In a comparison of Southern Chinese and British Caucasian cephalometric standards, Chinese upper lips were longer with a more acute angulation than those of Caucasians [7]. Moreover, Korean subjects had a lower angle of nasal inclination, and a higher degree of lip protrusion compared with European-American adults and the upper and lower lips were positioned more anteriorly [3]. Chang and colleagues conducted a morphometric analysis comparing Asian and European-American subjects [32]. Far East Asian (Chinese, Japanese, Korean, and Taiwanese) men seemed to have a significantly shorter cranium and smaller anterior cranial base angles. Compared with Caucasians, Asians with clinically acceptable occlusions tended to have a shorter midface, prominent mandibles, and an anteriorly displaced TMJ in the posterior cranial base [32]. It was also noted that these features resulted from the relative retrusion of the nasomaxillary complex and the relatively forward position of the mandible.

Therefore, in Asians, the scarcity of a grade III ULBT is explainable as a result of an anteriorly displaced TMJ and redundant soft lip tissues. It is clear that the ULBT shows a much lower false-positive rate, lower sensitivity, and higher PPV than other predictive methods.

Limitations

One of the limitations of a test to predict a DL is the discrepancy between a DL and difficult intubation. Patients who presented with a DL (Cormack–Lehane grade 3 or 4) could easily be classified as a grade II or better with the application of external pressure to the larynx (the BURP maneuver) to move the epiglottis. These patients would have been described as having an easy TI. Therefore, it is difficult to predict a difficult TI (DTI) only by mandibular movement, and a DL does not predict a DTI.

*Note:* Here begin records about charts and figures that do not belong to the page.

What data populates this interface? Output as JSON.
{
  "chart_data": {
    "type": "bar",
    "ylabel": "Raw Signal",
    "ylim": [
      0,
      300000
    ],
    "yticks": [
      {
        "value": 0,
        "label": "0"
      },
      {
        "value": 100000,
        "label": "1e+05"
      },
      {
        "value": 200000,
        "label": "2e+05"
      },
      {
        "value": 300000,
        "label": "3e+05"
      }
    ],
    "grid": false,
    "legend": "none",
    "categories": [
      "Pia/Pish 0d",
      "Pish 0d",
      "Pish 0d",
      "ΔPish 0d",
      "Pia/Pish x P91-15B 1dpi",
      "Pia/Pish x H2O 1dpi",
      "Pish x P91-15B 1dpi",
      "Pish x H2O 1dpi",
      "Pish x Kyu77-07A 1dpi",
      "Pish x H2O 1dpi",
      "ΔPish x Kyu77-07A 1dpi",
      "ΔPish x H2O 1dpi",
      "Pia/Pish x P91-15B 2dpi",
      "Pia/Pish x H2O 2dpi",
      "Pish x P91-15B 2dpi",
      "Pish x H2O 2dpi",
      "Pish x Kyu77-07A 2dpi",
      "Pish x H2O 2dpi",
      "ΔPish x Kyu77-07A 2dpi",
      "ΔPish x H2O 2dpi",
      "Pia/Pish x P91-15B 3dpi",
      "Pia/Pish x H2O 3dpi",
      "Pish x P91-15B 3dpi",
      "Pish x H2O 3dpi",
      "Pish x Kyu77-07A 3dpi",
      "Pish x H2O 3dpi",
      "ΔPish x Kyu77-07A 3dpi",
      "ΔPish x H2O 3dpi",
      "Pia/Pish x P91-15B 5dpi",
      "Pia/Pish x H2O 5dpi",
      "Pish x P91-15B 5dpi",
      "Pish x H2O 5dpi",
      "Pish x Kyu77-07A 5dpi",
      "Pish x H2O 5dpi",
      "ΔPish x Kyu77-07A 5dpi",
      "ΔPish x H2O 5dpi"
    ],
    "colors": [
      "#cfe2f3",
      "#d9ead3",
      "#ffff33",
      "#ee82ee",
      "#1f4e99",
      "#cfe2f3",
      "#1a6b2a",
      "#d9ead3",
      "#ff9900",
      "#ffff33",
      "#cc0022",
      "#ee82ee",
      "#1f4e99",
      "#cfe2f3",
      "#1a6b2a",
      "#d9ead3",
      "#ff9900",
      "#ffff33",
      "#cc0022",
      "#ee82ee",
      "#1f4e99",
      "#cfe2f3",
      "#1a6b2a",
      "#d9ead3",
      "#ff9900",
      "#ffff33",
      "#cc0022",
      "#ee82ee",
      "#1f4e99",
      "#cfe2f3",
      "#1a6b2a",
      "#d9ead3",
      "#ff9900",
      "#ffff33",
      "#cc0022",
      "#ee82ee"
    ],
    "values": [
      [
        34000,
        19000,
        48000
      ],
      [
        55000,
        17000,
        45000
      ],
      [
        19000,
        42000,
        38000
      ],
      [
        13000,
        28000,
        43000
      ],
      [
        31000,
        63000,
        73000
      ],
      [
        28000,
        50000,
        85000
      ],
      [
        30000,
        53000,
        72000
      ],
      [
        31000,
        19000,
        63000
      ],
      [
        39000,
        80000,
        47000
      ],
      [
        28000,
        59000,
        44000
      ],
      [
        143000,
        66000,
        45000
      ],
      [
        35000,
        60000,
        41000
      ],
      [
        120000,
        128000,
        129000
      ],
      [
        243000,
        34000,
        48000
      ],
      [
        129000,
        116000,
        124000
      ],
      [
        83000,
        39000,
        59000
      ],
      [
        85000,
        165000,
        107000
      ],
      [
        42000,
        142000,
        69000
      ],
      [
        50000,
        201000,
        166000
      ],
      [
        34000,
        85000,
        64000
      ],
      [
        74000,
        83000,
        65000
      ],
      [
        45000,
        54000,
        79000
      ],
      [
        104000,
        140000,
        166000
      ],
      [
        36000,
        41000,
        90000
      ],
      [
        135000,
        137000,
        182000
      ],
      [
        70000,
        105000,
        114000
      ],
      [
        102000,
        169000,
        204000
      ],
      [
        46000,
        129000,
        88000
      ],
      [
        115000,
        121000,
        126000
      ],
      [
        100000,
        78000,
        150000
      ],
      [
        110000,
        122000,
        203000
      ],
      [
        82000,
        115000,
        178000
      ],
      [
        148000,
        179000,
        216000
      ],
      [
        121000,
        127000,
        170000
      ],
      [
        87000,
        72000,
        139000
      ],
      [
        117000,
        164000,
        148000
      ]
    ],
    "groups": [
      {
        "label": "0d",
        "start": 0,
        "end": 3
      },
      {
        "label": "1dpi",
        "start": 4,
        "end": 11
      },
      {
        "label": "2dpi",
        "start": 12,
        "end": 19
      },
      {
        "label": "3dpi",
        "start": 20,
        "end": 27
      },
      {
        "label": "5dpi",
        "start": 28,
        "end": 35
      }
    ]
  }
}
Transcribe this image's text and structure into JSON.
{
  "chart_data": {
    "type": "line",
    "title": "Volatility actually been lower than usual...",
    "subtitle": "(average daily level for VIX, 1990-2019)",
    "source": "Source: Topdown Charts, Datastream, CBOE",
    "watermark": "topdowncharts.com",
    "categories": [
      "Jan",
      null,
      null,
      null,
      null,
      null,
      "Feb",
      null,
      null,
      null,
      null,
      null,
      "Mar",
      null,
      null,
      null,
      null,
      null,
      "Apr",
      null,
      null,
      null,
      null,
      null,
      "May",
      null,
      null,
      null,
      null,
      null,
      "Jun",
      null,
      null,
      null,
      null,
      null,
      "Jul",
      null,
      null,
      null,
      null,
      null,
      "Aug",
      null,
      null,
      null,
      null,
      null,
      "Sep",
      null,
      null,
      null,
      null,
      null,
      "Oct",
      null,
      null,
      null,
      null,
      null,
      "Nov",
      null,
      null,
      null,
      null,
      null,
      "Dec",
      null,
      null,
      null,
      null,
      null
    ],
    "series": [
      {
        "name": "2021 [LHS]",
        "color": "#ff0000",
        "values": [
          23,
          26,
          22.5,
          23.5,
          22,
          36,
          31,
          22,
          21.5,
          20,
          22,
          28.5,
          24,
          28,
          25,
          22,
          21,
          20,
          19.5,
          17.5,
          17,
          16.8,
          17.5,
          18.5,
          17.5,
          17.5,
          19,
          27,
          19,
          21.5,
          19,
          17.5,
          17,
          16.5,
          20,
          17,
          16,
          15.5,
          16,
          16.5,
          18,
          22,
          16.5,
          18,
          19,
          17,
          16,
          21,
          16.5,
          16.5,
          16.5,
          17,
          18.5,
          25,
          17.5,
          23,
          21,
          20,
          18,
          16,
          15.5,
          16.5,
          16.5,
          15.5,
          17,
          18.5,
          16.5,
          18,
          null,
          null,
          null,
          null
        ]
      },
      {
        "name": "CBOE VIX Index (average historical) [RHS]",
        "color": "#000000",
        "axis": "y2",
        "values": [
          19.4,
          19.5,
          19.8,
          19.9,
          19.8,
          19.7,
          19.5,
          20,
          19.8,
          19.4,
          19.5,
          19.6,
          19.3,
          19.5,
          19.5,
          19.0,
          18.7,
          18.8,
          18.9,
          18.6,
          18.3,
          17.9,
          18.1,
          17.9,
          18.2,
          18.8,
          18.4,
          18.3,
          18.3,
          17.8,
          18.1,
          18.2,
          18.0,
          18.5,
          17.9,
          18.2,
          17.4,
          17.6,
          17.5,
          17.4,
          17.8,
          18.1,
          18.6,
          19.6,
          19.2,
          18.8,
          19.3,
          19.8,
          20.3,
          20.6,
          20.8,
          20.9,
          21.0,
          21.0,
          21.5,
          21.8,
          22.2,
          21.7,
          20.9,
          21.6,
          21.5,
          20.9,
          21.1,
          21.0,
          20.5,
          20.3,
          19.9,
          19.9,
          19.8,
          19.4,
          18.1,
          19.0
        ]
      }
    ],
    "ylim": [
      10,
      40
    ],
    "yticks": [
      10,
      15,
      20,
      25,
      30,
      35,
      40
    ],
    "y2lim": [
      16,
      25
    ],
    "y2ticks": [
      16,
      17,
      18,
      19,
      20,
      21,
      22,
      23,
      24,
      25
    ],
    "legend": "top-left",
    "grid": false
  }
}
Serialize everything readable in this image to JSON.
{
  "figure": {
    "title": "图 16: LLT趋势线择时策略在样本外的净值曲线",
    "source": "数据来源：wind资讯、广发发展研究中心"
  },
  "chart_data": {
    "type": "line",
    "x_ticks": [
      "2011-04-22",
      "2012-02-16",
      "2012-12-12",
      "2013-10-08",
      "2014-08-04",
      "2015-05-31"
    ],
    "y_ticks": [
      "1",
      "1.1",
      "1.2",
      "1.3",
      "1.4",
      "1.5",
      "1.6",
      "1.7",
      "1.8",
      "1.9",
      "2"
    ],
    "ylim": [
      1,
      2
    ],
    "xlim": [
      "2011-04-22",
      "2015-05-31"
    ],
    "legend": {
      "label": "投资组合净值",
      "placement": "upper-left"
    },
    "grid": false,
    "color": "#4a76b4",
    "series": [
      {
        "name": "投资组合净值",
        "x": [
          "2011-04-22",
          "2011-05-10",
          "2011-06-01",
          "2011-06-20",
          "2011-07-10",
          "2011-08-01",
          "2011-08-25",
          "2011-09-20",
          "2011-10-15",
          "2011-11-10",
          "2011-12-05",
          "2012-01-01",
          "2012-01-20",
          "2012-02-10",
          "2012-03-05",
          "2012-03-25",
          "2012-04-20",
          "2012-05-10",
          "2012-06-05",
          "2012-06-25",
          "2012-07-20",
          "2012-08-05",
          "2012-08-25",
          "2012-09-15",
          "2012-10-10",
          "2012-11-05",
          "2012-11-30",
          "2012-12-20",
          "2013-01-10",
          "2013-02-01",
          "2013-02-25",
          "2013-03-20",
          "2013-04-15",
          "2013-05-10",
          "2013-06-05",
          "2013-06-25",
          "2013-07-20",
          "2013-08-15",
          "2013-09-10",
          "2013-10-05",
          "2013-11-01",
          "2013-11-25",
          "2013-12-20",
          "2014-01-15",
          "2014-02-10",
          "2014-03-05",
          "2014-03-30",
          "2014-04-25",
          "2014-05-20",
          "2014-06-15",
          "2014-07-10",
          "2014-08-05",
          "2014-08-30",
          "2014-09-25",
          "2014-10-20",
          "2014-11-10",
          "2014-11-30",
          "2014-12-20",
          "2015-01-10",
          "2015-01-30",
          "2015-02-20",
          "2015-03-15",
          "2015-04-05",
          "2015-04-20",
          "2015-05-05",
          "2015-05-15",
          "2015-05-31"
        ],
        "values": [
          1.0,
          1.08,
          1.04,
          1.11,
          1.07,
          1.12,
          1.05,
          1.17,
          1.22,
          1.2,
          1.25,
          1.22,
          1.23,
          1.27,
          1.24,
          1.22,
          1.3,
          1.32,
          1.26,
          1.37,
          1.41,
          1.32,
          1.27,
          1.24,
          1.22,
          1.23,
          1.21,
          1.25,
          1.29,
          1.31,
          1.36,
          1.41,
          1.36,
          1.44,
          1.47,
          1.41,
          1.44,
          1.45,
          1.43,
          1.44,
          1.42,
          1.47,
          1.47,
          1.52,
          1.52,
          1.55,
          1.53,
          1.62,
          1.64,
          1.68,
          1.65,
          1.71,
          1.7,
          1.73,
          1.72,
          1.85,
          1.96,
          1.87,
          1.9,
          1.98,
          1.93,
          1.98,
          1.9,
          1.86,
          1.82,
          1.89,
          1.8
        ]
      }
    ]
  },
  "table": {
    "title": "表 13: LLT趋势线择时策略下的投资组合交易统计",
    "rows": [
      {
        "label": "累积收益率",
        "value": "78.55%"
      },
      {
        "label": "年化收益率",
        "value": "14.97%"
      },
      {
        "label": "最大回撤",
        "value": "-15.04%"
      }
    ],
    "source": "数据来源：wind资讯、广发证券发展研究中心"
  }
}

Moreover, in this trial, the prevalence of a DL was 25.87% (89 of 344), and the DTI/DL ratio was 3.4% (3/89). These are similar to the results shown in previous studies (4.3–77.8%) [20, 33, 34]. And, even though we used nerve stimulation for checking the achievement of muscle relaxation, the methodological limitation might exist cause we didn’t protocolize the technique of anesthetic induction, so it is possible that direct laryngoscopy and endotracheal intubation has not been performed under the same conditions in all patients. We didn’t collect the data of surgery that patients underwent. It could be comparable, but we just wanted to evaluate the predictability of ULBT and had excluded patients who had considerable abnormalities to airway prediction and evaluation.

Conclusions

In Koreans, the ULBT shows very high specificity. The ULBT presented low false-positive rates and high accuracy. Cephalometric ethnical differences may present in Far East Asians are one reason. Therefore, especially in Asians, soft tissue redundancy and skeletal variance should be considered based on ethnic differences when evaluating parameters related to soft tissue such as the ULBT.